Al final de la fiesta
Es evidente que nos hallamos inmersos en una crisis que no es coyuntural sino sistémica. Posiblemente nos encontramos ante el final de un ciclo. Y no cabe duda de que se avecina un período de recesión quizás semejante al que ocurrió tras el crash del 29. Si durante estos años de bonanza económica la cultura y el arte se han asociado a menudo con el mercado, la moda y el prestigio social, no nos sorprendería que ahora fuesen considerados lujos prescindibles. Sin embargo, no hemos de olvidar que el trabajo cognitivo es esencial en nuestro proceso productivo y que la información y el conocimiento tienen una importancia de la que habían carecido en otras épocas. En un país como el nuestro, escaso de recursos, éste es un factor que no debemos pasar por alto. Pensar que la cultura es un gasto superfluo es no haber entendido el funcionamiento real de la sociedad contemporánea y puede acarrear la toma de decisiones y medidas de dudosa eficacia.
Nuestro cometido ahora es buscar alternativas al dinero fácil
¿Cómo afecta la crisis a los museos? ¿Hemos entrado también en recesión o es el arte un valor refugio? Los indicadores de las últimas semanas parecen señalar que, precisamente por ser general, la crisis está empezando a afectar al mundo artístico. Los museos ven cómo sus patronos corporativos desaparecen de la noche al día. ¿No era Lehman un mecenas preferencial en algunos de los museos más relevantes de Europa y Estados Unidos? Y las obras de arte ya no se venden con la facilidad con que lo hacían hace apenas unos meses. La situación es tal vez más grave en nuestro país. La naturaleza de nuestras instituciones es frágil y nuestro mercado artístico -incluyendo el coleccionismo privado e institucional- apenas incipiente.

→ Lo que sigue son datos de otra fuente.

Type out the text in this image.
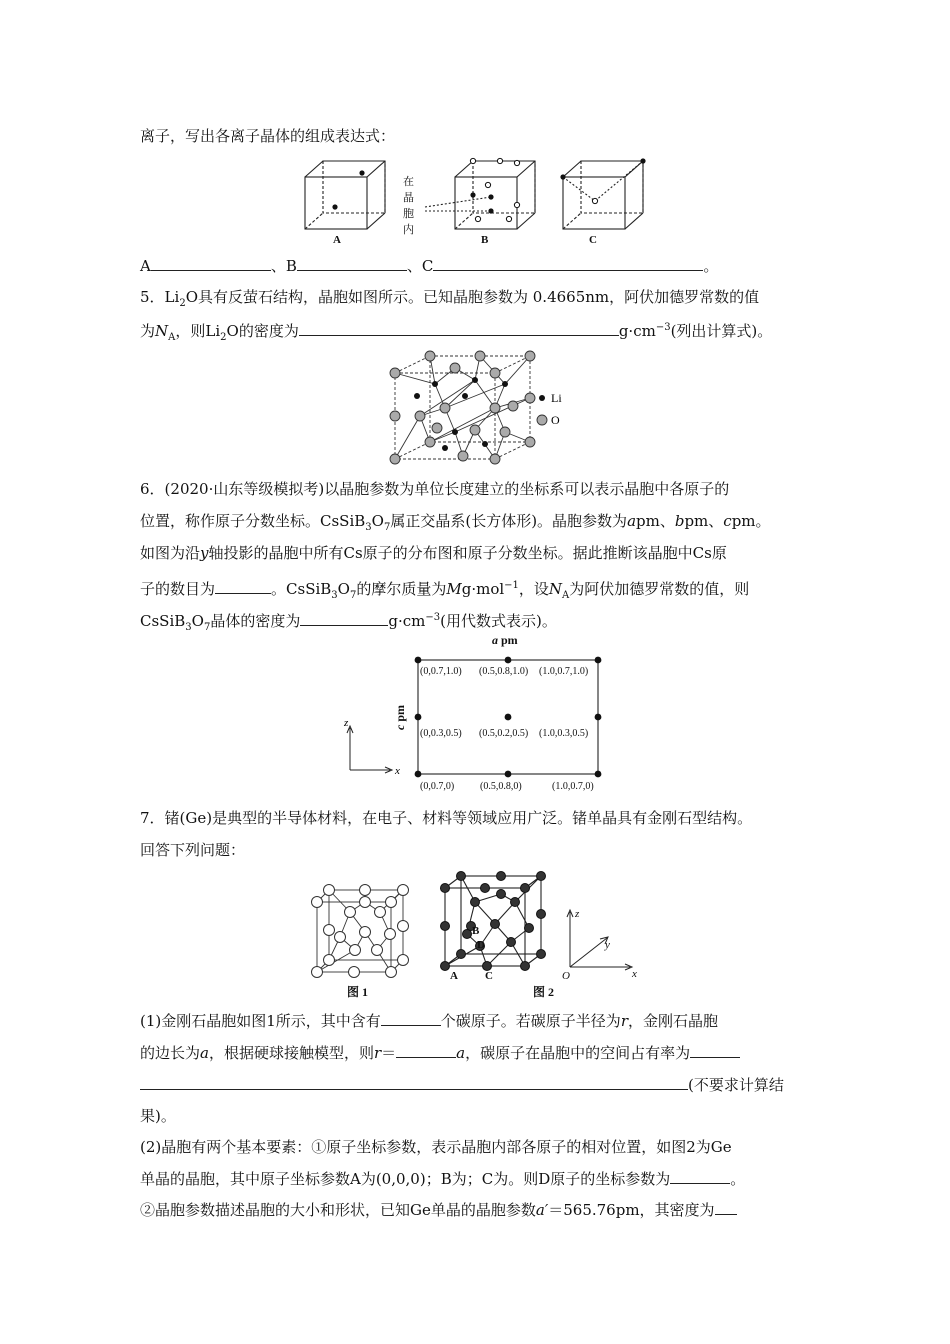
离子，写出各离子晶体的组成表达式：
在
晶
胞
内
A	B	C
A	、B	、C	。
5．$Li_2O$具有反萤石结构，晶胞如图所示。已知晶胞参数为 0.4665nm，阿伏加德罗常数的值
为$N_A$，则$Li_2O$的密度为	$g\cdot cm^{-3}$(列出计算式)。
Li
O
6．(2020·山东等级模拟考)以晶胞参数为单位长度建立的坐标系可以表示晶胞中各原子的
位置，称作原子分数坐标。$CsSiB_3O_7$属正交晶系(长方体形)。晶胞参数为apm、bpm、cpm。
如图为沿y轴投影的晶胞中所有Cs原子的分布图和原子分数坐标。据此推断该晶胞中Cs原
子的数目为	。$CsSiB_3O_7$的摩尔质量为Mg·mol$^{-1}$，设$N_A$为阿伏加德罗常数的值，则
$CsSiB_3O_7$晶体的密度为	$g\cdot cm^{-3}$(用代数式表示)。
a pm
c pm
(0,0.7,1.0) (0.5,0.8,1.0) (1.0,0.7,1.0)
(0,0.3,0.5) (0.5,0.2,0.5) (1.0,0.3,0.5)
(0,0.7,0)	(0.5,0.8,0)	(1.0,0.7,0)
z
x
7．锗(Ge)是典型的半导体材料，在电子、材料等领域应用广泛。锗单晶具有金刚石型结构。
回答下列问题：
A
B
C
D
z
y
x
O
图 1	图 2
(1)金刚石晶胞如图1所示，其中含有	个碳原子。若碳原子半径为r，金刚石晶胞
的边长为a，根据硬球接触模型，则r＝	a，碳原子在晶胞中的空间占有率为
(不要求计算结
果)。
(2)晶胞有两个基本要素：①原子坐标参数，表示晶胞内部各原子的相对位置，如图2为Ge
单晶的晶胞，其中原子坐标参数A为(0,0,0)；B为；C为。则D原子的坐标参数为	。
②晶胞参数描述晶胞的大小和形状，已知Ge单晶的晶胞参数a′＝565.76pm，其密度为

En las dos últimas décadas el mundo del arte se había convertido en una gran fiesta. Síntoma de ello es la ansiedad con que muchos profesionales buscaban ser invitados a las múltiples recepciones organizadas durante la Bienal de Venecia o la magnificencia con que los grandes coleccionistas de Miami esponsorizaron sus parties, a menudo en contraste con la precariedad con que algunas iniciativas han logrado sobrevivir. Es asimismo muy significativa la sensación de decepción que dejan la mayoría de estas atracciones. El último gran tour por Venecia, Kassel y Münster dejó la amarga percepción de que, si hay algo que de verdad está ocurriendo, probablemente lo esté haciendo en otro sitio.

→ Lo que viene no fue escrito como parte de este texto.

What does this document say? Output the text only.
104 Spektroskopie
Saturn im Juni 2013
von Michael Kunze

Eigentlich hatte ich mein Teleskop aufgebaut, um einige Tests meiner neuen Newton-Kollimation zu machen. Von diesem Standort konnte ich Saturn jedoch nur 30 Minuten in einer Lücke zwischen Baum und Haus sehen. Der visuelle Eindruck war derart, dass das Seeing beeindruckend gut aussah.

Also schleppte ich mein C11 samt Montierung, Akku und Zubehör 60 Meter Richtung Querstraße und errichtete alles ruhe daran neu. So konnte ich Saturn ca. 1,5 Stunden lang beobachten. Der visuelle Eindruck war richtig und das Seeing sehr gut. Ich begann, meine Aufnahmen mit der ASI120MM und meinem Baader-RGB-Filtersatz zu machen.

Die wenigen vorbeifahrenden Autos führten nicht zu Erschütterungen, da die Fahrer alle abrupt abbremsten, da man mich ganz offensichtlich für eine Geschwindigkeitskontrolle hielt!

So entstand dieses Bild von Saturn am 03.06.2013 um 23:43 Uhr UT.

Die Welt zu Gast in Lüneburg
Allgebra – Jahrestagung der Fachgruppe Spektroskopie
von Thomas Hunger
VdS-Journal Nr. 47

El ecosistema español no ha sido ajeno a este fenómeno. No ha sido el nuestro un país en el que haya faltado dinero, muchos proyectos han sido fácilmente subvencionados. Siendo esto así, lo normal hubiese sido que mantuviésemos un estatus alto en el panorama artístico internacional. No obstante, cada año solemos asistir a esa especie de jeremiada en la que nos lamentamos de la ausencia de nuestros artistas en el ámbito internacional: ¿Por qué no nos quieren? No es que carezcamos de instituciones. No es que no se apoyen nuestras propuestas. No es que no tengamos comisarios de talla internacional. Tampoco se puede atribuir a la escasez de información de nuestros críticos. ¿Será, como dijera Warhol en otro contexto, que ha habido demasiadas fiestas y, al final, no nos ha quedado tiempo para el arte?
Paradójicamente, el nuevo contexto económico implica un cambio de paradigma que nos puede beneficiar. La institución artística en España no es lo suficientemente sólida como para considerarla inamovible. Y la historia nos enseña que en épocas de recesión las vanguardias tienden a confrontar sus propios postulados y la realidad que pretenden construir. Así sucedió en los años treinta, sin duda uno de los momentos clave en la historia del arte moderno. Y tendrá que ocurrir de nuevo en la actualidad. Nuestro cometido ahora no consiste exclusivamente en superar la crisis, sino en buscar alternativas a una posición insostenible, en la que el dinero fácil y la estima social lo constituyen todo.
Es importante reconocer esta realidad y empezar a trabajar en nuevas formas de sociabilidad, capaces de engendrar esfera pública y antagonismo en donde ya sólo hay consenso o auto-representación. Hemos creado un mito en nuestro país, un mito labrado en la transición, por el que democracia y creatividad iban a la par, por el que vitalidad y radicalidad se asociaban. Y no nos dimos cuenta de que esa creatividad y radicalidad se habían convertido en etiquetas para el consumo. Es necesario que pensemos dónde estamos, qué queremos, adónde vamos y que nos cuestionemos si de verdad buscamos un arte que contribuya a este espacio público o, por el contrario, lo que nos interesa es simplemente crear una marca para lucirla en una fiesta.
Manuel Borja-Villel es director del Museo Nacional Centro de Arte Reina Sofía.